08/05/2009

Résurrections

200px-Juan_de_Flandes_001.jpgDans son Introduction à la vie dévote, François de Sales propose une méditation sur le Jugement dernier au sein de laquelle il annonce, conformément à la Tradition, la résurrection des morts et leur jugement ultime, la séparation des bons et des méchants pour l’éternité. Il dit qu’alors, tous les hommes ressusciteront, sauf ceux qui ont déjà ressuscité. C’est un écho de l’Apocalypse, au sein duquel il existe deux séries de résurrections: la première pour les saints, et en particulier les martyrs, la seconde pour les simples justes.

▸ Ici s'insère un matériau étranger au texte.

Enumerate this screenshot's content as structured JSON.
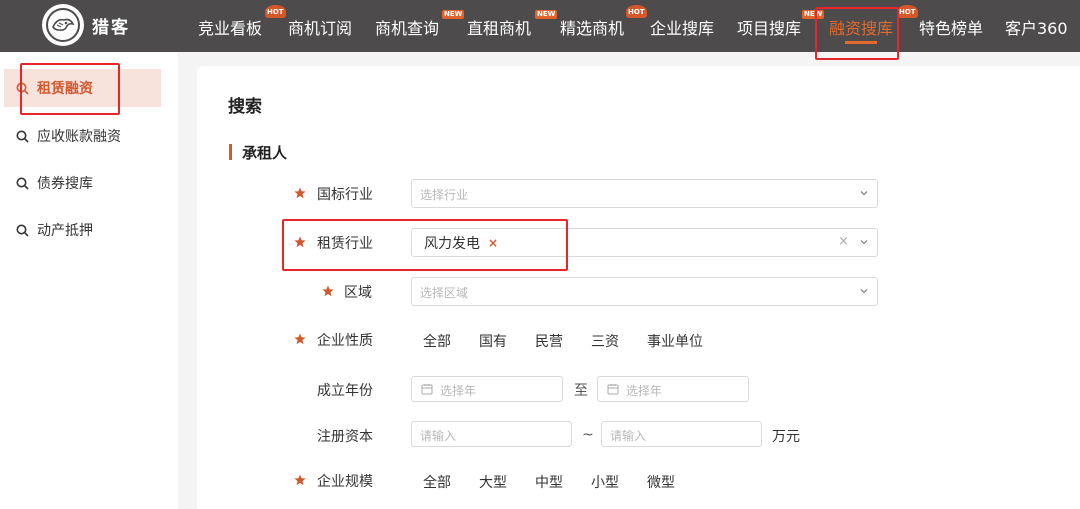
{
  "brand": {
    "name": "猎客"
  },
  "nav": {
    "items": [
      {
        "label": "竞业看板",
        "badge": "HOT"
      },
      {
        "label": "商机订阅",
        "badge": ""
      },
      {
        "label": "商机查询",
        "badge": "NEW"
      },
      {
        "label": "直租商机",
        "badge": "NEW"
      },
      {
        "label": "精选商机",
        "badge": "HOT"
      },
      {
        "label": "企业搜库",
        "badge": ""
      },
      {
        "label": "项目搜库",
        "badge": "NEW"
      },
      {
        "label": "融资搜库",
        "badge": "HOT",
        "active": true
      },
      {
        "label": "特色榜单",
        "badge": ""
      },
      {
        "label": "客户360",
        "badge": ""
      }
    ]
  },
  "sidebar": {
    "items": [
      {
        "label": "租赁融资",
        "active": true
      },
      {
        "label": "应收账款融资"
      },
      {
        "label": "债券搜库"
      },
      {
        "label": "动产抵押"
      }
    ]
  },
  "main": {
    "title": "搜索",
    "section": "承租人",
    "fields": {
      "industry_std": {
        "label": "国标行业",
        "placeholder": "选择行业"
      },
      "lease_industry": {
        "label": "租赁行业",
        "tag": "风力发电",
        "tag_remove": "×",
        "clear": "×"
      },
      "region": {
        "label": "区域",
        "placeholder": "选择区域"
      },
      "nature": {
        "label": "企业性质",
        "options": [
          "全部",
          "国有",
          "民营",
          "三资",
          "事业单位"
        ]
      },
      "founded": {
        "label": "成立年份",
        "from_placeholder": "选择年",
        "sep": "至",
        "to_placeholder": "选择年"
      },
      "capital": {
        "label": "注册资本",
        "from_placeholder": "请输入",
        "sep": "~",
        "to_placeholder": "请输入",
        "unit": "万元"
      },
      "scale": {
        "label": "企业规模",
        "options": [
          "全部",
          "大型",
          "中型",
          "小型",
          "微型"
        ]
      }
    }
  },
  "colors": {
    "accent": "#d05a30",
    "topbar": "#4d4b4c",
    "annotation": "#e8252b"
  }
}
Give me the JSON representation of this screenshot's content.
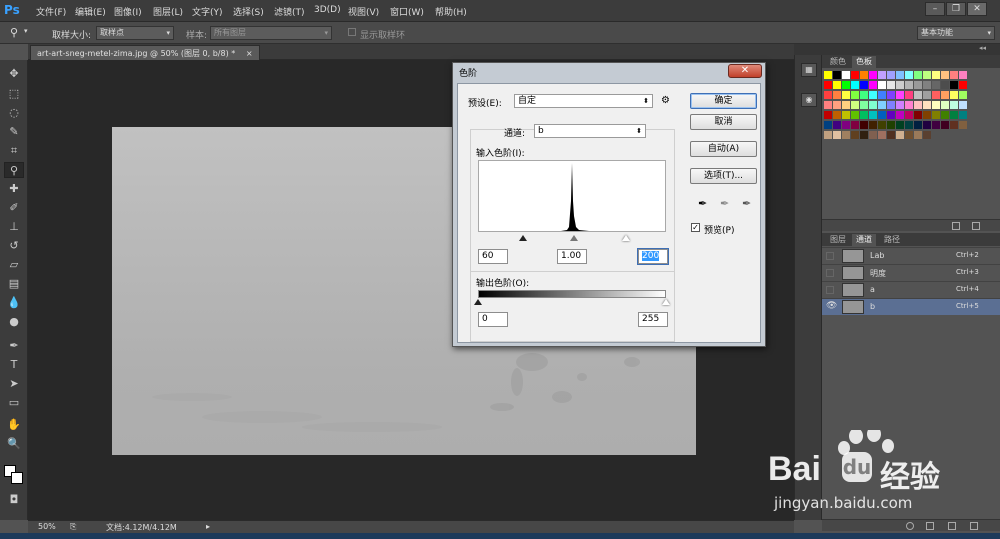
{
  "menubar": {
    "logo": "Ps",
    "items": [
      "文件(F)",
      "编辑(E)",
      "图像(I)",
      "图层(L)",
      "文字(Y)",
      "选择(S)",
      "滤镜(T)",
      "3D(D)",
      "视图(V)",
      "窗口(W)",
      "帮助(H)"
    ],
    "window_buttons": [
      "–",
      "❐",
      "✕"
    ]
  },
  "options": {
    "sample_size_label": "取样大小:",
    "sample_size_value": "取样点",
    "sample_label": "样本:",
    "sample_value": "所有图层",
    "show_ring_label": "显示取样环",
    "workspace": "基本功能"
  },
  "document": {
    "tab_title": "art-art-sneg-metel-zima.jpg @ 50% (图层 0, b/8) *",
    "close": "×"
  },
  "status": {
    "zoom": "50%",
    "doc_info": "文档:4.12M/4.12M"
  },
  "panels": {
    "swatch_tabs": [
      "颜色",
      "色板"
    ],
    "channel_tabs": [
      "图层",
      "通道",
      "路径"
    ],
    "channels": [
      {
        "name": "Lab",
        "shortcut": "Ctrl+2"
      },
      {
        "name": "明度",
        "shortcut": "Ctrl+3"
      },
      {
        "name": "a",
        "shortcut": "Ctrl+4"
      },
      {
        "name": "b",
        "shortcut": "Ctrl+5"
      }
    ],
    "collapse_arrows": "◂◂",
    "swatch_rows": [
      [
        "#ffff00",
        "#000000",
        "#ffffff",
        "#ff0000",
        "#ff8000",
        "#ff00ff",
        "#c0a0ff",
        "#a0a0ff",
        "#80c0ff",
        "#80ffff",
        "#80ff80",
        "#c0ff80",
        "#ffff80",
        "#ffc080",
        "#ff8080",
        "#ff80c0"
      ],
      [
        "#ff0000",
        "#ffff00",
        "#00ff00",
        "#00ffff",
        "#0000ff",
        "#ff00ff",
        "#ffffff",
        "#e6e6e6",
        "#cccccc",
        "#b3b3b3",
        "#999999",
        "#808080",
        "#666666",
        "#4d4d4d",
        "#000000",
        "#ff0000"
      ],
      [
        "#ff4040",
        "#ff8040",
        "#ffff40",
        "#80ff40",
        "#40ff80",
        "#40ffff",
        "#4080ff",
        "#8040ff",
        "#ff40ff",
        "#ff4080",
        "#c0c0c0",
        "#a0a0a0",
        "#ff6060",
        "#ffa060",
        "#ffff60",
        "#a0ff60"
      ],
      [
        "#ff8080",
        "#ffa080",
        "#ffd080",
        "#d0ff80",
        "#80ffa0",
        "#80ffd0",
        "#80d0ff",
        "#8080ff",
        "#d080ff",
        "#ff80d0",
        "#ffc0c0",
        "#ffe0c0",
        "#ffffc0",
        "#e0ffc0",
        "#c0ffe0",
        "#c0e0ff"
      ],
      [
        "#c00000",
        "#c06000",
        "#c0c000",
        "#60c000",
        "#00c060",
        "#00c0c0",
        "#0060c0",
        "#6000c0",
        "#c000c0",
        "#c00060",
        "#800000",
        "#804000",
        "#808000",
        "#408000",
        "#008040",
        "#008080"
      ],
      [
        "#004080",
        "#400080",
        "#800080",
        "#800040",
        "#400000",
        "#402000",
        "#404000",
        "#204000",
        "#004020",
        "#004040",
        "#002040",
        "#200040",
        "#400040",
        "#400020",
        "#603020",
        "#806040"
      ],
      [
        "#c0a080",
        "#e0c0a0",
        "#a08060",
        "#604020",
        "#302010",
        "#806050",
        "#a07060",
        "#503020",
        "#d0b090",
        "#705030",
        "#9a7a5a",
        "#5a4030"
      ]
    ]
  },
  "dialog": {
    "title": "色阶",
    "preset_label": "预设(E):",
    "preset_value": "自定",
    "channel_label": "通道:",
    "channel_value": "b",
    "input_levels_label": "输入色阶(I):",
    "input_black": "60",
    "input_gamma": "1.00",
    "input_white": "200",
    "output_levels_label": "输出色阶(O):",
    "output_black": "0",
    "output_white": "255",
    "ok": "确定",
    "cancel": "取消",
    "auto": "自动(A)",
    "options": "选项(T)...",
    "preview_label": "预览(P)",
    "preview_checked": true
  },
  "watermark": {
    "brand": "Bai",
    "brand2": "经验",
    "url": "jingyan.baidu.com"
  }
}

Lorsque j’habitais en Franche-Comté, j’ai entendu un curé plutôt intellectuel, grand amateur de la mystique rhénane - notamment de Maître Eckhart -, dire qu’un seul avait ressuscité, au cours de l’histoire, et que c’était Jésus, et que telle était la croyance des chrétiens.

Et Lazare, ai-je demandé plus tard à des fidèles du lieu ? On m’a répondu : Mieux vaut s’adresser à Dieu qu’à ses saints.

La Légende dorée présente, conformément au livre de l’Apocalypse, beaucoup de saints martyrs qui ont ressuscité et ont été couronnés au Ciel, et qui règnent conjointement avec le Christ. C’est la tradition catholique, à laquelle François de Sales était fidèle.

Noémi Regard, une Savoyarde protestante, disait qu’à ses yeux, toutes les résurrections de l’Évangile, y compris celle de Jésus, étaient des embellissements, des ornements poétiques destinés à honorer la mémoire d’un homme bon et pur: idée qui a le mérite de la cohérence. Et qui est connue.

La vision de François de Sales et du catholicisme médiéval avait aussi sa cohérence: elle se soutenait pour ainsi dire par elle-même, comme se soutiennent les astres entre eux. Entre les planètes et les étoiles, existe-t-il un point fixe, absolu? Pourquoi devrait-il en exister un pour la pensée? Que François de Sales et ses prédécesseurs ne se soumissent pas aux lois reconnues de la matière ne les privait pas de cohérence interne.

Au reste, l’expérience personnelle contient bien le sentiment du retour à la vie, et de la santé recouvrée. Au sein d’un organisme vivant, des organes eux-mêmes pourrissants peuvent guérir. La logique de François de Sales était qu’au sein du Christ, la mort pouvait être vaincue; or, comment refuser de croire que les saints les plus purs n’étaient pas entrés dans l’organisme du Christ?

L’affirmation qui isole Jésus manque à mon avis de crédibilité.

Commentaires

Merci! oui je crois que la mort et la souffrance n'auront pas le dernier mot. L'esprit de Jésus ressuscité, on le perçoit vivre et revivre aussi dans les victimes des guerres

Écrit par : cmj | 13/05/2009

Assurément. Même si cela reste terrible. Merci de votre commentaire.

Écrit par : R.Mogenet | 14/05/2009

Et je vous remercie pour votre blog.